I thought she did a great job. She came off as intelligent and and competent and looked, at last, like a viable Vice Presidential candidate. I'm not at all surprised. Olberman of course will look incredulous and try to say she came off as an idiot, but that's his schtick. Maher's too. I do not think this will revive Sarah-mania. I think we are past that now. As I said earlier, this is going to be decided by people's feeling on the headliners, not the side kicks. And it will be decided on the economy.

Speaking of which, a much bigger deal was the fact,a s Chuck Todd reported, that McCain is essentially pulling out of Michigan. With Obama up in Michigan, Pennsylvania, and Ohio and leading by ten points over all, McCain is in trouble. If he throws the towell in in any of those states it is pretty much over.

My only question is this: what will Tina Fey do now?

SNL

Although that second SNL skit about Sarah Palin (the Katie Couric interview) has been all over the news shows, the best line from it didn't make it into prime time: "In an effort to bone up on foreign policy I went to the Times Square area to see a film called 'The Bush Doctrine.' It was not about politics."

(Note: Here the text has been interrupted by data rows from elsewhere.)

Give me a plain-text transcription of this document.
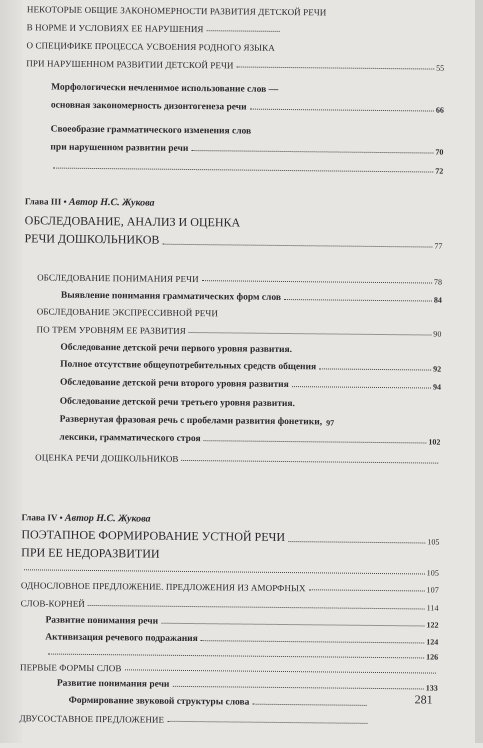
НЕКОТОРЫЕ ОБЩИЕ ЗАКОНОМЕРНОСТИ РАЗВИТИЯ ДЕТСКОЙ РЕЧИ
В НОРМЕ И УСЛОВИЯХ ЕЕ НАРУШЕНИЯ
О СПЕЦИФИКЕ ПРОЦЕССА УСВОЕНИЯ РОДНОГО ЯЗЫКА
ПРИ НАРУШЕННОМ РАЗВИТИИ ДЕТСКОЙ РЕЧИ	55
Морфологически нечленимое использование слов —
основная закономерность дизонтогенеза речи	66
Своеобразие грамматического изменения слов
при нарушенном развитии речи	70
72
Глава III • Автор Н.С. Жукова
ОБСЛЕДОВАНИЕ, АНАЛИЗ И ОЦЕНКА
РЕЧИ ДОШКОЛЬНИКОВ	77
ОБСЛЕДОВАНИЕ ПОНИМАНИЯ РЕЧИ	78
Выявление понимания грамматических форм слов	84
ОБСЛЕДОВАНИЕ ЭКСПРЕССИВНОЙ РЕЧИ
ПО ТРЕМ УРОВНЯМ ЕЕ РАЗВИТИЯ	90
Обследование детской речи первого уровня развития.
Полное отсутствие общеупотребительных средств общения	92
Обследование детской речи второго уровня развития	94
Обследование детской речи третьего уровня развития.
Развернутая фразовая речь с пробелами развития фонетики, 97
лексики, грамматического строя	102
ОЦЕНКА РЕЧИ ДОШКОЛЬНИКОВ
Глава IV • Автор Н.С. Жукова
ПОЭТАПНОЕ ФОРМИРОВАНИЕ УСТНОЙ РЕЧИ	105
ПРИ ЕЕ НЕДОРАЗВИТИИ
105
ОДНОСЛОВНОЕ ПРЕДЛОЖЕНИЕ. ПРЕДЛОЖЕНИЯ ИЗ АМОРФНЫХ	107
СЛОВ-КОРНЕЙ	114
Развитие понимания речи	122
Активизация речевого подражания	124
126
ПЕРВЫЕ ФОРМЫ СЛОВ
Развитие понимания речи	133
Формирование звуковой структуры слова
ДВУСОСТАВНОЕ ПРЕДЛОЖЕНИЕ
281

I have really two things to say about the debate tonight, which I'm going to DVR and might get around to watching after I catch up on Boston Legal. The first is that Sarah Palin is going to do much better than people think she will. She may not have the firmest grasp of the issues but she connects well with people, which is a much bigger deal (remember GHW Bush looking at his watch?). The second is that it won't matter. Real issues have replaced lipstick in the national focus, and Palin vs. Biden is now a side show.